Harus diakui bahwa Indonesia belum mengadakan langkah-langkah yang cukup signifikan di bidang penegakan hukum (law enforcement) dalam upaya mengantisipasi kejahatan duniamaya seperti dilakukan oleh negara-negara maju di Eropa dan Amerika Serikat. Kesulitan yang dialami adalah pada perangkat hukum atau undang-undang teknologi informasi dan telematika yang belum ada sehingga pihak kepolisian Indonesia masih ragu-ragu dalam bertindak untuk menangkap para pelakunya, kecuali kejahatan duniamaya yang bermotif pada kejahatan ekonomi/perbankan.

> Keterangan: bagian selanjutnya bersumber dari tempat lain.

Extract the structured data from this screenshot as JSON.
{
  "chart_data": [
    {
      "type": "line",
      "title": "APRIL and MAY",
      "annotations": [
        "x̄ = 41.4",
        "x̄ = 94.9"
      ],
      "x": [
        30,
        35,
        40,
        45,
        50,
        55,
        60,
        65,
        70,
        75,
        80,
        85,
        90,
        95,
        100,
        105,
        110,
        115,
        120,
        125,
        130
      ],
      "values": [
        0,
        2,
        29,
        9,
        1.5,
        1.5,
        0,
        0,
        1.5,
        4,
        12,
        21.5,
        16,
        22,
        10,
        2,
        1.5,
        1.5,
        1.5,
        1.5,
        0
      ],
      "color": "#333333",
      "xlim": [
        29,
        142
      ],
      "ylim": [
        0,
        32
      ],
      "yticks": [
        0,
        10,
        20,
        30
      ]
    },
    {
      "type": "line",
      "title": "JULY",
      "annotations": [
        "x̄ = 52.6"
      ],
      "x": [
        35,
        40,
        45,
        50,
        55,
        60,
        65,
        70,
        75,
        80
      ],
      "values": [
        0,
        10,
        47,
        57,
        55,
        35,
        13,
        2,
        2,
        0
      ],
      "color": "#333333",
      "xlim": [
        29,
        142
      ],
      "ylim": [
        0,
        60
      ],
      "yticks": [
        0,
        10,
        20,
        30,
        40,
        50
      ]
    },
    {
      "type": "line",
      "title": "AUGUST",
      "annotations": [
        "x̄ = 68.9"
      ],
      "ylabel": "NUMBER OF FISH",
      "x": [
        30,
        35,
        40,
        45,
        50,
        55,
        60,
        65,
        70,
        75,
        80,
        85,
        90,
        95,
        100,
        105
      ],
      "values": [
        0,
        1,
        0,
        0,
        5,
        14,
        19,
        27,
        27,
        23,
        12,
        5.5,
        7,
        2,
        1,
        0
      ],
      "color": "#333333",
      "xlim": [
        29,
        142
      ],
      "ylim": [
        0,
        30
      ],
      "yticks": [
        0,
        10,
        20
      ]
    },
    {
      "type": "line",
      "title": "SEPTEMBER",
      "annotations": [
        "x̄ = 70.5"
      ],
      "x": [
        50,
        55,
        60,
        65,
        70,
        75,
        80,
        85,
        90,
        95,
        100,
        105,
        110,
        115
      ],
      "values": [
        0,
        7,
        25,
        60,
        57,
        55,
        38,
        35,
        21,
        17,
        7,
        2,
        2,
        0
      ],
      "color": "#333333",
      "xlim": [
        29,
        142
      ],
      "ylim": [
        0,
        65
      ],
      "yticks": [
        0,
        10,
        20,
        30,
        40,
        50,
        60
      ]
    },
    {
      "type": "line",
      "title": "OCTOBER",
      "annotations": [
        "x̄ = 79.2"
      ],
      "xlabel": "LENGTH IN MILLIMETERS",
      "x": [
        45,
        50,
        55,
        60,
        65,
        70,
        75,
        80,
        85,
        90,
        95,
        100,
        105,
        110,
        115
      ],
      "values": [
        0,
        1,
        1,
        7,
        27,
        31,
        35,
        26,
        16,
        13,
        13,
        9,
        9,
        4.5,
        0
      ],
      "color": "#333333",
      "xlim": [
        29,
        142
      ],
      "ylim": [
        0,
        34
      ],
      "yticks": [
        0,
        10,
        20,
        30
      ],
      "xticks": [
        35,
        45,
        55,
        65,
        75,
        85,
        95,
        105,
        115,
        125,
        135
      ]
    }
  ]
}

Untuk itu diperlukan suatu perangkat UU yang dapat mengatasi masalah ini seperti yang sekarang telah adanya perangkat hukum yang satu ini berhasil digolkan, yaitu Undang-Undang Informasi dan Transaksi Elektronik (UU ITE). UU yang terdiri dari 13 Bab dan 54 Pasal serta Penjelasan ini disahkan setelah melalui Rapat Paripurna DPR RI pada Selasa, 25 Maret 2008. Namun sejatinya perjalanan perangkat hukum yang sangat penting bagi kepastian hukum di dunia maya ini sebenarnya sudah dimulai 5 tahun yang lalu.


 Definisi Cyberlaw
Cyberlaw adalah aspek hukum yang ruang lingkupnya meliputi setiap aspek yang berhubungan dengan orang perorangan atau subyek hukum yang menggunakan dan memanfaatkan teknologi internet yang dimulai pada saat mulai online dan memasuki dunia cyber atau  maya.Cyberlaw sendiri merupakan istilah yang berasal dari Cyberspace Law.
Perkembangan Cyberlaw di Indonesia sendiri belum bisa dikatakan maju.Hal ini diakibatkan oleh belum meratanya pengguna internet di seluruh Indonesia.Berbeda denga Amerika Serikat yang telah menggunakan internet untuk memfasilitasi seluruh aspek kehidupan mereka.Oleh karena itu,perkembangan hukum dunia maya di Amerika Serikat pun sudah sangat maju.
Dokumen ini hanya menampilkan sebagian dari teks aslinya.